Investment in cybersecurity training must also come from leadership. Training programmes often fail because organisations treat them as secondary priorities. In reality, cybersecurity awareness is now a core business skill. Every department, including finance, human resources, marketing, and customer support, faces exposure to AI-enhanced attacks.
Rebuilding Digital Trust
The cybersecurity landscape is entering a period of profound change. Artificial intelligence is simultaneously strengthening and weakening digital trust.
On one hand, AI improves threat detection, automates security monitoring, and increases defensive capabilities. On the other hand, it enables cybercriminals to create highly convincing attacks at unprecedented speed and scale.
Deepfakes and AI-generated deception challenge long-standing assumptions about authenticity. Organisations can no longer rely on visual evidence, familiar voices, or polished communication as proof of legitimacy. In this environment, trust must become evidence-based rather than assumption-based.
Zero trust architecture represents one of the most important strategic responses to this challenge. By continuously verifying users, devices, and systems, organisations reduce their dependence on fragile assumptions.
Applying zero trust principles to AI systems themselves is equally important. AI tools must be monitored, restricted, and validated carefully to prevent misuse or compromise.
However, technology alone cannot solve the problem. Human behaviour remains central to cybersecurity resilience. Non-specialist employees are increasingly operating on the front line of digital defence. Practical training, clear verification procedures, and supportive organisational culture are essential in helping ordinary users recognise AI-enhanced threats.

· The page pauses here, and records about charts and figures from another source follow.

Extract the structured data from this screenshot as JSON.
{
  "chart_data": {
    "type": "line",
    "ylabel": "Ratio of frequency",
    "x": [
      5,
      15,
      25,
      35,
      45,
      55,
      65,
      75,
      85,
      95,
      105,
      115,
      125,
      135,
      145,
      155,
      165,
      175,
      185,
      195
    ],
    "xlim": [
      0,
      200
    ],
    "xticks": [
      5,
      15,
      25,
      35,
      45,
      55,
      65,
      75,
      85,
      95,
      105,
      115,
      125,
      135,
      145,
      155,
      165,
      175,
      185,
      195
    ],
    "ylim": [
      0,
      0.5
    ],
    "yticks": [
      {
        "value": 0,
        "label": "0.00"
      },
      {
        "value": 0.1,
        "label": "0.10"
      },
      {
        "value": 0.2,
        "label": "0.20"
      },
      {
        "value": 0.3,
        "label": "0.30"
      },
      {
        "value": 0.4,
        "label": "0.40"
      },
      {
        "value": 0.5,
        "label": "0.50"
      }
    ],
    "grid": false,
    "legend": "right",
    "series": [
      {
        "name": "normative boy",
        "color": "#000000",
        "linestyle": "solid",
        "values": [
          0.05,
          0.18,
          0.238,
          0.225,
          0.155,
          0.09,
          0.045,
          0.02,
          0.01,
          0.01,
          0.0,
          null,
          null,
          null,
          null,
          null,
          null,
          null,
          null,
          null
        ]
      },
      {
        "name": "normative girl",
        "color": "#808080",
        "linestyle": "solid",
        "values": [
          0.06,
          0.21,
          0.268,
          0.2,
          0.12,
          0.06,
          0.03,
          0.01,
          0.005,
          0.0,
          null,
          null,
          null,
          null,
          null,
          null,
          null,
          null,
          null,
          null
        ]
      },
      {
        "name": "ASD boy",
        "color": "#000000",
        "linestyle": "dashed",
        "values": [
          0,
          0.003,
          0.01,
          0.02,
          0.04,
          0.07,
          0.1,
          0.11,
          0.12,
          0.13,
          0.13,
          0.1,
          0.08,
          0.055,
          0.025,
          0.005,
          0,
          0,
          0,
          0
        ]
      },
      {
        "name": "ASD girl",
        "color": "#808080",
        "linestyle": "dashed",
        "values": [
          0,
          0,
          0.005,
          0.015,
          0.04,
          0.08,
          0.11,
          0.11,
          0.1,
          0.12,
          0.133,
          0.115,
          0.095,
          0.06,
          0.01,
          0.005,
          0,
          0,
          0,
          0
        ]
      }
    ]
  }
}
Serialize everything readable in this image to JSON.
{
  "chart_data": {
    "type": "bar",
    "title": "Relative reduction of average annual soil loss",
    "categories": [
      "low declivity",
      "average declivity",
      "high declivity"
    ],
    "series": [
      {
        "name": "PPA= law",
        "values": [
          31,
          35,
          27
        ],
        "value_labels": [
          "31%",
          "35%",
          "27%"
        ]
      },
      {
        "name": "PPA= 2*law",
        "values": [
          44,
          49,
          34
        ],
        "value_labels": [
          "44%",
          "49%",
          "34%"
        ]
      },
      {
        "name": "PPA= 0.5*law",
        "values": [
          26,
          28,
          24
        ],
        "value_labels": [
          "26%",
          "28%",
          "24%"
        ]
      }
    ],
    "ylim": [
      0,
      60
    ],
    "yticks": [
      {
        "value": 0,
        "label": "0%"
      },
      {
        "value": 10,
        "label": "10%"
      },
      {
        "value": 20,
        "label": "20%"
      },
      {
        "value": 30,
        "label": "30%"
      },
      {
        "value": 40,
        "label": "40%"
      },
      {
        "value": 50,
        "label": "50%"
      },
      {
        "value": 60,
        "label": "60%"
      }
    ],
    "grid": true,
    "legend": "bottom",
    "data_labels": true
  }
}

The future of cybersecurity will depend on balancing innovation with caution. AI systems will continue to evolve rapidly, and attackers will continue adapting their methods. Trust is therefore no longer something organisations can grant automatically. It must be earned continuously through verification, transparency, education, and resilient security design.
In the years ahead, the organisations most capable of protecting themselves will not necessarily be those with the most advanced technology. They will be the ones that combine strong technical controls with informed, alert, and adaptable human decision-making.